The resultant Romanesque/Celtic revival exterior of the Watts Mortuary Chapel aroused such interest, that before work on the polychrome interior had started, Watts had set up permanent Arts and Crafts communities in both Compton and her home-town of Aldourie, Scotland. The outputs of the Compton group resulted in the formation in 1899 of the Compton Potters' Arts Guild.

==Production==
The innovative terracotta garden ornaments produced by the evening class group, recommended by Gertrude Jekyll, expanded into a production centre of mainly Gothic Revival, Arts and Crafts and latterly Art Nouveau style pottery, with many of its designs involving Celtic knots. The pottery's output was extensive, from large terracotta garden pottery to smaller household figures, jugs, plaques and pendants. In Green Lane cemetery, Farnham, there is a Compton Pottery memorial to May Margaret Barber, widow of Charles Burton Barber, the Victorian artist.

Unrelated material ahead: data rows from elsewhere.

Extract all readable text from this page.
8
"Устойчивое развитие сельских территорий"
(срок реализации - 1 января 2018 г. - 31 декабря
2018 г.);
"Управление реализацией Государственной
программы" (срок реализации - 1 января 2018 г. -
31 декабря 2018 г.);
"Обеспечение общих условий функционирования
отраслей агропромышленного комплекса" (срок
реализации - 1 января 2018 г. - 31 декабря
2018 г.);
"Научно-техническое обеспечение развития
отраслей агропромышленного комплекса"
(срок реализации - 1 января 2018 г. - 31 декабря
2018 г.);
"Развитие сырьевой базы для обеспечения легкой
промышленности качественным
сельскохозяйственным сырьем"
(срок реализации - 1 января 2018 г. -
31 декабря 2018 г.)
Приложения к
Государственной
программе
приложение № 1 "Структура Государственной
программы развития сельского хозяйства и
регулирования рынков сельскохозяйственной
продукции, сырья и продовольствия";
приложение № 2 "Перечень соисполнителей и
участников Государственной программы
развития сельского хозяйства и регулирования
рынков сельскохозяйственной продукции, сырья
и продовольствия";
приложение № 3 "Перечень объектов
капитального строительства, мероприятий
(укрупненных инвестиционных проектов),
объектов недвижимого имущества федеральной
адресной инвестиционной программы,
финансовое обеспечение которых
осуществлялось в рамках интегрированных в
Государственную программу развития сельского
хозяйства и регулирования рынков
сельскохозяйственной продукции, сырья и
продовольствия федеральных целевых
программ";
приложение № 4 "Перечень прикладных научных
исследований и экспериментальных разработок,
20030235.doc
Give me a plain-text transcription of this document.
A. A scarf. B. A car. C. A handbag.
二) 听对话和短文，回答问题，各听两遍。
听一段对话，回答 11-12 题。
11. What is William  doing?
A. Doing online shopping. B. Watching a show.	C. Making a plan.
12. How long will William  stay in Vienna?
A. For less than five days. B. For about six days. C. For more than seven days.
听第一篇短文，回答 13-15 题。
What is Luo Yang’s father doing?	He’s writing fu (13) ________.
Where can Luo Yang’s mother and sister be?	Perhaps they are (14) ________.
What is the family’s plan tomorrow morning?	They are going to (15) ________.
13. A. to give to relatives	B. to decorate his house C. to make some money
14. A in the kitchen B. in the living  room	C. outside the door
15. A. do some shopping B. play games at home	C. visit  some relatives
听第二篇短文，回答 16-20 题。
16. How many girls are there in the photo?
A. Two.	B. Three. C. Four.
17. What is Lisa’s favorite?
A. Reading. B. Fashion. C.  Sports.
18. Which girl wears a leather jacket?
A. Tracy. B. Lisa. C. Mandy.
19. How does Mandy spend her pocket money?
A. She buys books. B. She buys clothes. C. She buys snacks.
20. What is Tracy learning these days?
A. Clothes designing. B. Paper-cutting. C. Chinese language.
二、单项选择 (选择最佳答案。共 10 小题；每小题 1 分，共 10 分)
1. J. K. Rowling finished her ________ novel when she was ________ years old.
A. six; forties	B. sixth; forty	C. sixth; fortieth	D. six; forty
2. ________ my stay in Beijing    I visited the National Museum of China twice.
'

After World War I, many pairs of bookends were made including Archers, Sunburst, Galleon, Fruit and Flowers. The majority of the pottery was made from a soft white body and decorated with tempera, an egg-based paint susceptible to wear and which washes off.

Its designs and products were featured by many London shops, including Liberty & Co. One of its potters was featured in the first BBC filler intermission film, the well known 'Potter's Wheel'.

After the death of its founder, the Guild continued until 1954, by which time competition from more modern designs had severely reduced its sales.